Regular Expression Query DSL

I have what I think should be easy to do, but am struggling b.c of how REGEX is handled in a DSL query.

I have records that look like this

Main App Name
sub-app1 - (Main App Name)
sub-app2 - (Main App Name)
sub-app3 - (Main App Name)

Main App Name2
sub-app1 - Main App Name2
sub-app2 - Main App Name2
sub-app3 - Main App Name2

I want to do a filter that allows me to only show
Main App Name
Main App Name2

...and anything else that isn't main app (but not the sub-apps).

I tried doing a filter that matched for the parenthesis, but that doesn't seem to work. I also tried doing a filter that matches for the hyphen in front of Main App Name2 sub apps but that doesn't work. Whatever I chose I end up filtering out everything that has main app name and main app name2 or nothing.

Hello @dandcp

How are you attempting the query? Could you post a screen shot?

Here's some info you might find helpful - Kibana filter regex 'string starts with' doesn't work

I have a data table visualization (for example) with the following records:

I want to query and remove the italicized records and keep the bolded ones.

Workplace Accommodation Request (WPA) - Appian BPM
Work Order Authorization - Workflow (Salesforce)
Work Order Authorization - Appian BPM
Random App Here
Salesforce Apps
Appian BPM Apps
Random App 2

I want to filter out the lines that end with (Salesforce) or "- Appian BPM" but I want to include the two lines that say Salesforce Apps and Appian BPM Apps and anything else (i.e. random app here).

I have tried the following query:

{
  "query": {
    "bool": {
      "must_not": [
        {
          "match": {
            "name": "*(Salesforce)"
          }
        },
        {
          "match": {
            "name": "*Appian BPM"
          }
        }
      ]
    }
  }
}

...that takes everything that has Salesforce or Appian out of the query (even the two that aren't in parenthesis or preceded by a hyphen.

@mattkime any thoughts?

Apologies for the delay, this is trickier than it looks because the supported wildcard queries match based on terms and don't recognize the end of a field.

What potential values might the field have? So far I've been treating it like a freeform text field which is proving difficult to work with. I wonder if a keyword field would work better.

@mattkime I am kind of happy that it isn't as simple as 1-2-3 because I spent a good amount of time trying to get it to work. I don't have a ton of Kibana experience but I've worked with regex's enough to think that this would have been relatively easy going into it but with the way things are anchored (or not anchored) it's proving difficult. The field is a freeform text field. When you say a "keyword" field would work better - how do I go about creating that?

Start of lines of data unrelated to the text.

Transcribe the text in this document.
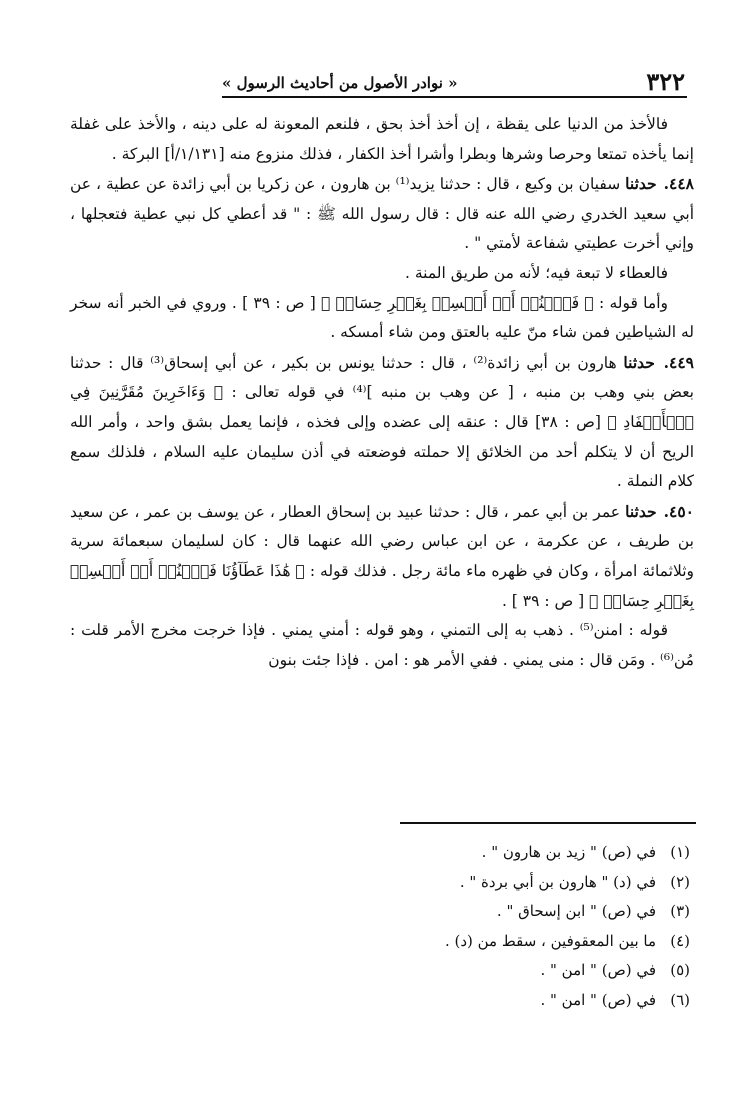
٣٢٢
« نوادر الأصول من أحاديث الرسول »

فالأخذ من الدنيا على يقظة ، إن أخذ أخذ بحق ، فلنعم المعونة له على دينه ، والأخذ على غفلة إنما يأخذه تمتعا وحرصا وشرها وبطرا وأشرا أخذ الكفار ، فذلك منزوع منه [١/١٣١/أ] البركة .

٤٤٨. حدثنا سفيان بن وكيع ، قال : حدثنا يزيد⁽¹⁾ بن هارون ، عن زكريا بن أبي زائدة عن عطية ، عن أبي سعيد الخدري رضي الله عنه قال : قال رسول الله ﷺ : " قد أعطي كل نبي عطية فتعجلها ، وإني أخرت عطيتي شفاعة لأمتي " .

فالعطاء لا تبعة فيه؛ لأنه من طريق المنة .

وأما قوله : ﴿ فَٱمۡنُنۡ أَوۡ أَمۡسِكۡ بِغَيۡرِ حِسَابٖ ﴾ [ ص : ٣٩ ] . وروي في الخبر أنه سخر له الشياطين فمن شاء منّ عليه بالعتق ومن شاء أمسكه .

٤٤٩. حدثنا هارون بن أبي زائدة⁽²⁾ ، قال : حدثنا يونس بن بكير ، عن أبي إسحاق⁽³⁾ قال : حدثنا بعض بني وهب بن منبه ، [ عن وهب بن منبه ]⁽⁴⁾ في قوله تعالى : ﴿ وَءَاخَرِينَ مُقَرَّنِينَ فِي ٱلۡأَصۡفَادِ ﴾ [ص : ٣٨] قال : عنقه إلى عضده وإلى فخذه ، فإنما يعمل بشق واحد ، وأمر الله الريح أن لا يتكلم أحد من الخلائق إلا حملته فوضعته في أذن سليمان عليه السلام ، فلذلك سمع كلام النملة .

٤٥٠. حدثنا عمر بن أبي عمر ، قال : حدثنا عبيد بن إسحاق العطار ، عن يوسف بن عمر ، عن سعيد بن طريف ، عن عكرمة ، عن ابن عباس رضي الله عنهما قال : كان لسليمان سبعمائة سرية وثلاثمائة امرأة ، وكان في ظهره ماء مائة رجل . فذلك قوله : ﴿ هَٰذَا عَطَآؤُنَا فَٱمۡنُنۡ أَوۡ أَمۡسِكۡ بِغَيۡرِ حِسَابٖ ﴾ [ ص : ٣٩ ] .

قوله : امنن⁽⁵⁾ . ذهب به إلى التمني ، وهو قوله : أمني يمني . فإذا خرجت مخرج الأمر قلت : مُن⁽⁶⁾ . ومَن قال : منى يمني . ففي الأمر هو : امن . فإذا جئت بنون

(١)
في (ص) " زيد بن هارون " .
(٢)
في (د) " هارون بن أبي بردة " .
(٣)
في (ص) " ابن إسحاق " .
(٤)
ما بين المعقوفين ، سقط من (د) .
(٥)
في (ص) " امن " .
(٦)
في (ص) " امن " .
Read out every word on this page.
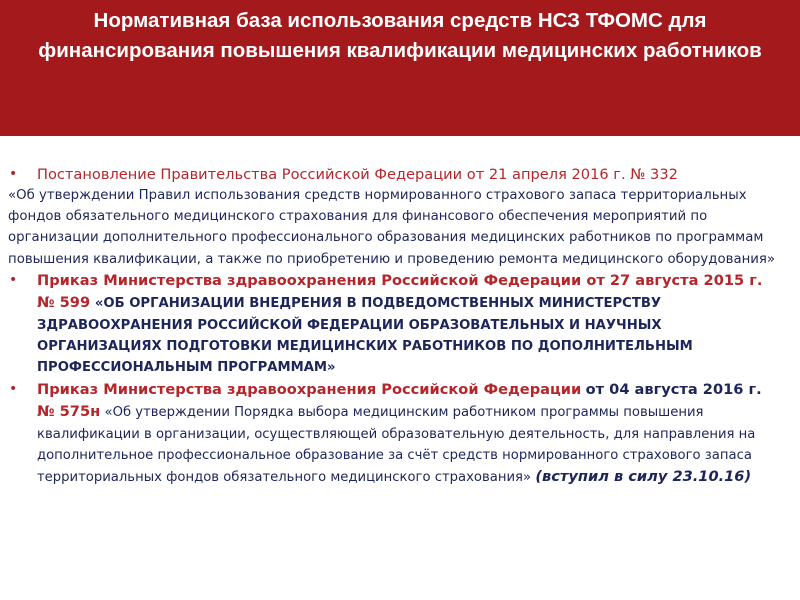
Нормативная база использования средств НСЗ ТФОМС для финансирования повышения квалификации медицинских работников
• Постановление Правительства Российской Федерации от 21 апреля 2016 г. № 332
«Об утверждении Правил использования средств нормированного страхового запаса территориальных фондов обязательного медицинского страхования для финансового обеспечения мероприятий по организации дополнительного профессионального образования медицинских работников по программам повышения квалификации, а также по приобретению и проведению ремонта медицинского оборудования»
• Приказ Министерства здравоохранения Российской Федерации от 27 августа 2015 г. № 599 «ОБ ОРГАНИЗАЦИИ ВНЕДРЕНИЯ В ПОДВЕДОМСТВЕННЫХ МИНИСТЕРСТВУ ЗДРАВООХРАНЕНИЯ РОССИЙСКОЙ ФЕДЕРАЦИИ ОБРАЗОВАТЕЛЬНЫХ И НАУЧНЫХ ОРГАНИЗАЦИЯХ ПОДГОТОВКИ МЕДИЦИНСКИХ РАБОТНИКОВ ПО ДОПОЛНИТЕЛЬНЫМ ПРОФЕССИОНАЛЬНЫМ ПРОГРАММАМ»
• Приказ Министерства здравоохранения Российской Федерации от 04 августа 2016 г. № 575н «Об утверждении Порядка выбора медицинским работником программы повышения квалификации в организации, осуществляющей образовательную деятельность, для направления на дополнительное профессиональное образование за счёт средств нормированного страхового запаса территориальных фондов обязательного медицинского страхования» (вступил в силу 23.10.16)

Here's a good explanation - https://www.elastic.co/guide/en/elasticsearch/reference/current/keyword.html

I'll try to summarize the problem, please confirm if its accurate -

You can search by *(Salesforce) but it will find something (Salesforce) something so the wildcard isn't very meaningful. This is with a text field. Its searching for terms in the text regardless of their position.

With a keyword field, the text isn't analyzed. It sees the whole field as a single term/token. This time *(Salesforce) will only match the end of keywords because there's no trailing *.

I must be doing something wrong b/c even when I select the name.keyword field I can't do a wildcard search.

I tried:

{
	"query": {
	  "bool": {
	      "must_not":[
		  {"match": {"name": "*(Salesforce)"}},
		  {"match": {"name": "*- Appian BPM"}}
		  ]
		}
}
}

...but once again, that filters out anything with Salesforce in the name as well.

try querying name.keyword instead of the name field directly. elastic.co/guide/en/elasticsearch/reference/current/multi-fields.html

This topic was automatically closed 28 days after the last reply. New replies are no longer allowed.